Sunday, February 07, 2021

The Weekend Writer: Using Theme To Help With Writing

Wow, folks, once again it's been a year since I've done a Weekend Writer post.  However, I've been inspired on this subject recently and have a few planned.

This week's inspiration came from a virtual talk author Sharon Dukett gave last month about her memoir No Rules. Oh, you missed it? Lucky you. The Blackstone Library in Branford, Connecticut, which sponsored the event, has made it available on YouTube.

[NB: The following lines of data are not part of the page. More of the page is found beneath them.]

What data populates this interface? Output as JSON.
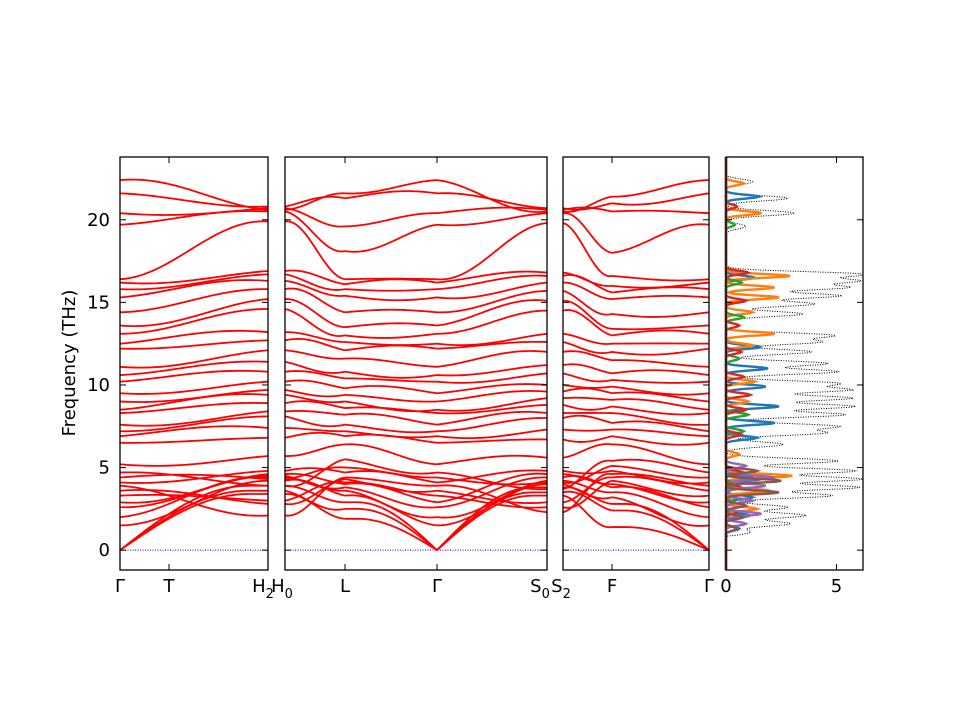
{
  "chart_data": {
    "type": "line",
    "title": "",
    "ylabel": "Frequency (THz)",
    "ylim": [
      -1.2,
      23.8
    ],
    "yticks": [
      0,
      5,
      10,
      15,
      20
    ],
    "band_color": "#ff0000",
    "zero_line_color": "#0000ff",
    "dos_total_color": "#000000",
    "panels": [
      {
        "segments": [
          {
            "x": [
              0,
              1
            ],
            "labels": [
              {
                "pos": 0,
                "text": "Γ"
              },
              {
                "pos": 0.33,
                "text": "T"
              }
            ]
          },
          {
            "x": [
              1,
              1
            ],
            "labels": [
              {
                "pos": 1,
                "text": "H",
                "sub": "2"
              }
            ]
          }
        ],
        "start_label": {
          "text": "Γ",
          "sub": ""
        },
        "mid_label": {
          "text": "T",
          "sub": ""
        },
        "end_label": {
          "text": "H",
          "sub": "2"
        }
      },
      {
        "start_label": {
          "text": "H",
          "sub": "0"
        },
        "mid_labels": [
          {
            "pos": 0.23,
            "text": "L"
          },
          {
            "pos": 0.58,
            "text": "Γ"
          }
        ],
        "end_label": {
          "text": "S",
          "sub": "0"
        }
      },
      {
        "start_label": {
          "text": "S",
          "sub": "2"
        },
        "mid_labels": [
          {
            "pos": 0.33,
            "text": "F"
          }
        ],
        "end_label": {
          "text": "Γ",
          "sub": ""
        }
      }
    ],
    "band_endpoints": {
      "gamma": [
        0,
        0,
        0,
        1.5,
        2.0,
        2.6,
        2.9,
        3.3,
        3.6,
        3.9,
        4.1,
        4.4,
        4.7,
        5.2,
        6.5,
        6.9,
        7.2,
        7.6,
        8.3,
        8.5,
        9.0,
        9.5,
        10.2,
        10.6,
        11.1,
        12.2,
        12.5,
        13.1,
        13.6,
        14.4,
        15.3,
        15.8,
        16.2,
        16.4,
        19.7,
        20.4,
        21.6,
        22.4
      ],
      "h": [
        3.4,
        3.6,
        3.9,
        4.2,
        4.4,
        4.5,
        4.6,
        3.0,
        2.8,
        2.1,
        4.8,
        4.3,
        3.9,
        5.7,
        6.8,
        7.4,
        8.1,
        8.4,
        8.9,
        9.4,
        9.7,
        10.2,
        10.8,
        11.4,
        12.1,
        12.7,
        13.2,
        14.6,
        15.2,
        15.8,
        16.3,
        16.7,
        16.9,
        19.9,
        20.5,
        20.7,
        20.8,
        20.6
      ],
      "l": [
        1.9,
        2.5,
        2.9,
        3.3,
        3.6,
        3.8,
        4.0,
        4.1,
        4.3,
        4.4,
        4.7,
        5.0,
        5.5,
        6.4,
        6.9,
        7.2,
        7.6,
        8.2,
        8.6,
        9.0,
        9.4,
        9.8,
        10.4,
        10.8,
        11.6,
        12.1,
        12.6,
        13.0,
        13.5,
        14.4,
        15.4,
        15.8,
        16.1,
        16.4,
        18.1,
        19.6,
        21.3,
        21.6
      ],
      "s": [
        3.3,
        3.5,
        3.8,
        4.0,
        4.2,
        4.4,
        4.6,
        2.6,
        2.9,
        2.3,
        4.8,
        4.1,
        3.7,
        5.6,
        6.7,
        7.3,
        8.0,
        8.3,
        8.8,
        9.2,
        9.6,
        10.0,
        10.7,
        11.2,
        12.0,
        12.6,
        13.1,
        14.5,
        15.1,
        15.7,
        16.2,
        16.6,
        16.8,
        19.8,
        20.4,
        20.6,
        20.7,
        20.5
      ],
      "f": [
        1.4,
        2.4,
        2.8,
        3.2,
        3.5,
        3.8,
        4.0,
        4.2,
        4.4,
        4.6,
        4.8,
        5.1,
        5.4,
        6.4,
        6.9,
        7.3,
        7.7,
        8.3,
        8.7,
        9.1,
        9.5,
        9.9,
        10.3,
        10.7,
        11.5,
        12.0,
        12.5,
        13.0,
        13.4,
        14.3,
        15.2,
        15.6,
        16.0,
        16.6,
        18.0,
        20.5,
        21.0,
        21.4
      ]
    },
    "dos": {
      "xlim": [
        0,
        6.2
      ],
      "xticks": [
        0,
        5
      ],
      "projected": [
        {
          "color": "#1f77b4",
          "peaks": [
            [
              21.4,
              1.5
            ],
            [
              16.5,
              1.3
            ],
            [
              12.3,
              1.6
            ],
            [
              11.0,
              1.9
            ],
            [
              9.9,
              1.8
            ],
            [
              8.7,
              2.4
            ],
            [
              7.7,
              2.2
            ],
            [
              6.8,
              1.4
            ],
            [
              4.3,
              1.6
            ],
            [
              3.2,
              1.2
            ],
            [
              2.1,
              1.1
            ],
            [
              1.3,
              0.6
            ]
          ]
        },
        {
          "color": "#ff7f0e",
          "peaks": [
            [
              22.2,
              0.8
            ],
            [
              20.4,
              1.6
            ],
            [
              16.6,
              2.9
            ],
            [
              15.9,
              2.2
            ],
            [
              15.3,
              2.4
            ],
            [
              14.4,
              1.2
            ],
            [
              13.1,
              2.2
            ],
            [
              12.4,
              1.2
            ],
            [
              10.2,
              1.3
            ],
            [
              9.0,
              1.0
            ],
            [
              5.8,
              0.6
            ],
            [
              4.5,
              3.0
            ],
            [
              3.6,
              2.0
            ],
            [
              2.5,
              1.4
            ]
          ]
        },
        {
          "color": "#2ca02c",
          "peaks": [
            [
              19.7,
              0.4
            ],
            [
              16.2,
              0.7
            ],
            [
              14.1,
              0.8
            ],
            [
              11.6,
              0.6
            ],
            [
              8.2,
              1.0
            ],
            [
              7.2,
              0.8
            ],
            [
              4.0,
              0.5
            ],
            [
              2.9,
              0.4
            ]
          ]
        },
        {
          "color": "#d62728",
          "peaks": [
            [
              20.8,
              0.5
            ],
            [
              16.8,
              1.0
            ],
            [
              15.1,
              0.9
            ],
            [
              13.6,
              0.6
            ],
            [
              12.0,
              0.7
            ],
            [
              10.5,
              0.8
            ],
            [
              9.4,
              1.1
            ],
            [
              8.5,
              0.9
            ],
            [
              7.0,
              0.7
            ],
            [
              4.7,
              0.8
            ],
            [
              3.8,
              0.7
            ],
            [
              2.3,
              0.5
            ]
          ]
        },
        {
          "color": "#9467bd",
          "peaks": [
            [
              5.1,
              0.9
            ],
            [
              4.4,
              2.2
            ],
            [
              3.9,
              1.8
            ],
            [
              3.0,
              1.2
            ],
            [
              2.2,
              1.6
            ],
            [
              1.6,
              0.9
            ]
          ]
        },
        {
          "color": "#8c564b",
          "peaks": [
            [
              4.8,
              1.4
            ],
            [
              4.2,
              2.5
            ],
            [
              3.5,
              2.4
            ],
            [
              2.7,
              0.9
            ],
            [
              2.0,
              0.8
            ],
            [
              1.3,
              0.5
            ]
          ]
        }
      ],
      "total_peaks": [
        [
          22.3,
          1.2
        ],
        [
          21.3,
          2.8
        ],
        [
          20.4,
          3.1
        ],
        [
          19.6,
          0.9
        ],
        [
          16.7,
          6.2
        ],
        [
          16.3,
          5.7
        ],
        [
          15.9,
          5.4
        ],
        [
          15.4,
          5.2
        ],
        [
          14.9,
          4.0
        ],
        [
          14.3,
          3.5
        ],
        [
          13.0,
          4.8
        ],
        [
          12.6,
          4.2
        ],
        [
          12.0,
          3.9
        ],
        [
          11.3,
          4.6
        ],
        [
          10.8,
          5.1
        ],
        [
          10.1,
          5.0
        ],
        [
          9.7,
          5.5
        ],
        [
          9.2,
          5.7
        ],
        [
          8.7,
          5.8
        ],
        [
          8.2,
          5.4
        ],
        [
          7.5,
          5.0
        ],
        [
          7.1,
          4.4
        ],
        [
          6.4,
          2.6
        ],
        [
          5.4,
          5.1
        ],
        [
          4.8,
          5.9
        ],
        [
          4.3,
          6.2
        ],
        [
          3.8,
          6.0
        ],
        [
          3.3,
          4.8
        ],
        [
          2.6,
          2.8
        ],
        [
          2.1,
          3.6
        ],
        [
          1.6,
          2.9
        ],
        [
          1.1,
          1.1
        ]
      ]
    }
  }
}
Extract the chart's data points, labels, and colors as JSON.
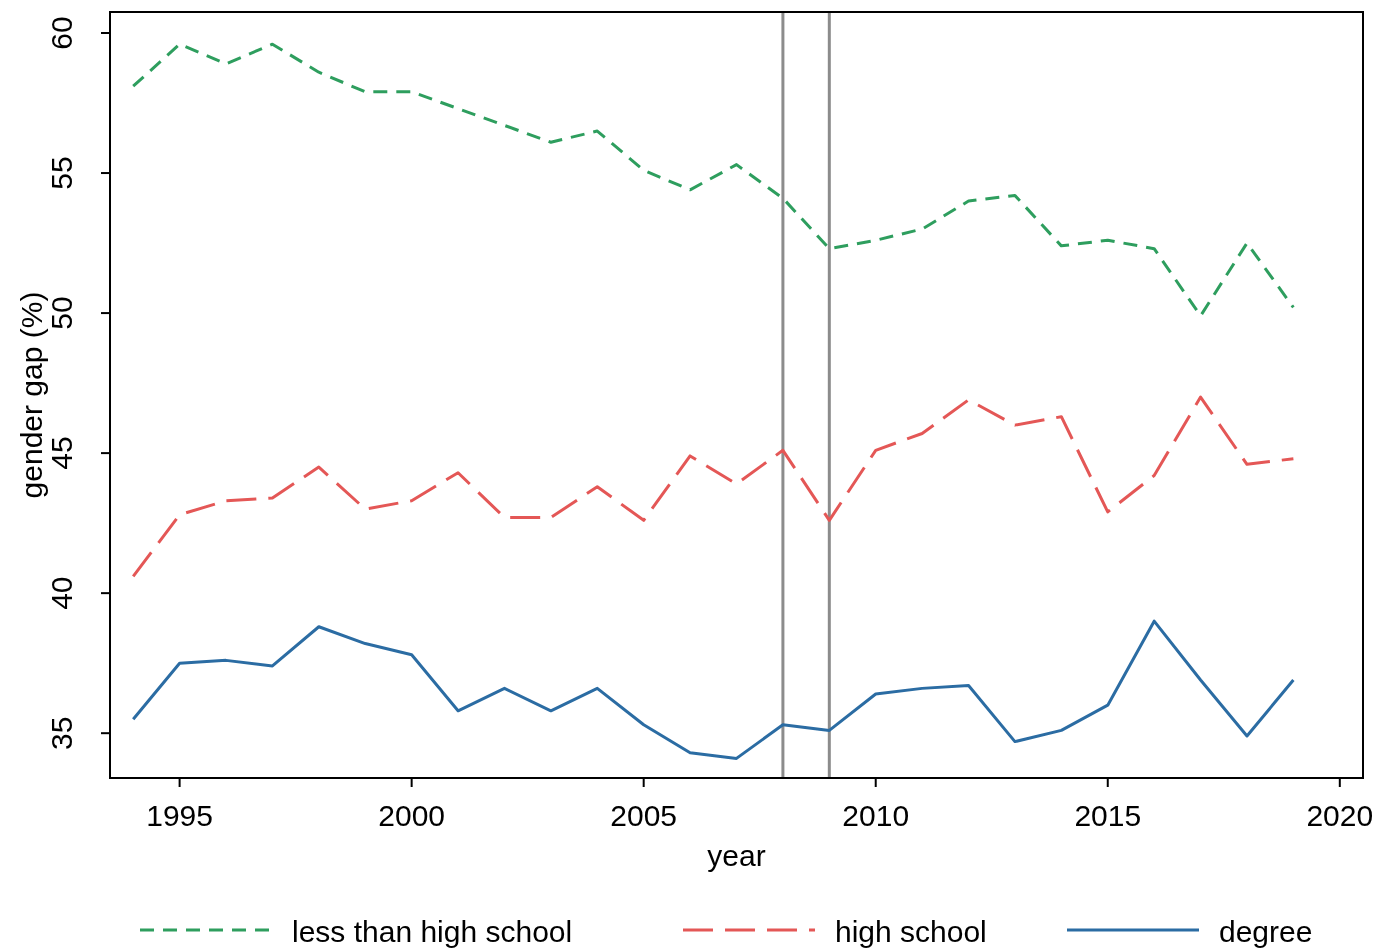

I was really struck by something Dukett said about theme. Now I have written before about how I think many people--writers, reviewers, people who write book marketing copy--don't have a good grasp of what theme is. They use it to mean subject, while some of us think theme has more to do with a world view that adds another level of meaning to a story. Dukett said something that I think supports my argument.

At one point, she explained, she was working with a 170,000 word draft, which she needed to cut down to no more than 100,000 words. How did she do it? She used theme. She realized that the theme she was working with was her own awakening to feminism. She eliminated anything that didn't relate to that.

Notice that she did not say that the theme of her book was feminism. That is a subject so vast it would not have helped her do what she needed to do. She said the theme of the book was her own awakening to feminism, a much narrower concept and one that has a specific meaning in the context of her life. Presumably, it helped her give her memoir a shape that it wouldn't have had if she had just been writing about what happened to her, one event after another.

Theme can help you, Weekend Writers, if you understand what it is.